The bill substantially expands fertility and adoption benefits for service members and veterans—improving access and equity—while increasing federal costs and leaving caps, administrative burdens, legal gaps, and implementation risks that may still impose out-of-pocket costs or delays for some beneficiaries.
Active-duty service members and veterans gain covered access to fertility counseling and treatments — including IVF with up to three completed oocyte retrievals and embryo transfers — reducing out-of-pocket costs and expanding reproductive care options.
Active-duty members deployed to combat zones or hazardous assignments receive no-cost fertility preservation (oocyte/sperm/embryo retrieval, cryopreservation, storage, shipping), protecting reproductive potential after service-related exposures or deployments.
DoD and VA coverage (or reimbursement) for procurement of donated reproductive genetic material and related reasonable travel/incidental expenses lowers financial barriers for service members and veterans who need donor gametes.
Expanding DoD and VA fertility and adoption benefits will increase federal spending, placing budgetary pressure on taxpayers and potentially requiring trade-offs or additional funding to avoid diverting resources from other programs.
Capping coverage at three completed oocyte retrievals for IVF may leave some individuals still needing additional cycles and incurring substantial private costs if further treatment is required.
Some veterans will remain subject to VA copayment rules for fertility services, resulting in out-of-pocket expenses despite expanded coverage for others.
Based on analysis of 4 sections of legislative text.
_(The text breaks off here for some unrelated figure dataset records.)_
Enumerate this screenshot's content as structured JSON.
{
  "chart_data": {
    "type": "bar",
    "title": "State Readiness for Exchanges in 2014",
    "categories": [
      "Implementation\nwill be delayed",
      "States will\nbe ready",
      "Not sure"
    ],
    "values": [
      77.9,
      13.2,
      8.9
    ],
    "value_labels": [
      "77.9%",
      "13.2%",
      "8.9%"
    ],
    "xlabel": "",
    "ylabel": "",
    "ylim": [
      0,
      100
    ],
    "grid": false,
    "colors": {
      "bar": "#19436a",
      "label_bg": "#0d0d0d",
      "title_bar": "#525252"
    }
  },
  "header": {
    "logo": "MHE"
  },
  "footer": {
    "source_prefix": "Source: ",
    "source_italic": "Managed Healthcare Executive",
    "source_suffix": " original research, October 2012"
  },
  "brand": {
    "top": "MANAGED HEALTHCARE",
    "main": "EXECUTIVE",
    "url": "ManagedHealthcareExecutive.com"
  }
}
Requires DoD and VA to provide nondiscriminatory fertility treatment, counseling, IVF (up to three oocyte retrievals), reimbursement for donated material, and veteran adoption assistance.
Introduced August 1, 2025 by Richard Ray Larsen · Last progress August 1, 2025
Requires the Department of Defense to offer fertility treatment, counseling, and fertility preservation to active-duty service members and their spouses, partners, or gestational surrogates without discrimination by sex, gender identity, sexual orientation, infertility diagnosis, or marital status. Allows in vitro fertilization (IVF) with up to three completed oocyte retrievals per person and unlimited embryo transfers, permits use and reimbursement of donated reproductive genetic material, and requires procedures to preserve reproductive material for service members whose fertility may be harmed by injury or illness. Extends similar fertility treatment and counseling benefits through the Department of Veterans Affairs for enrolled veterans and adds an adoption-assistance payment authority for veterans (capped roughly at the cost of up to three adoptions). Requires nondiscrimination, outreach and training, VA–DoD–HHS research collaboration on infertility, and regulations to implement VA authorities within two years.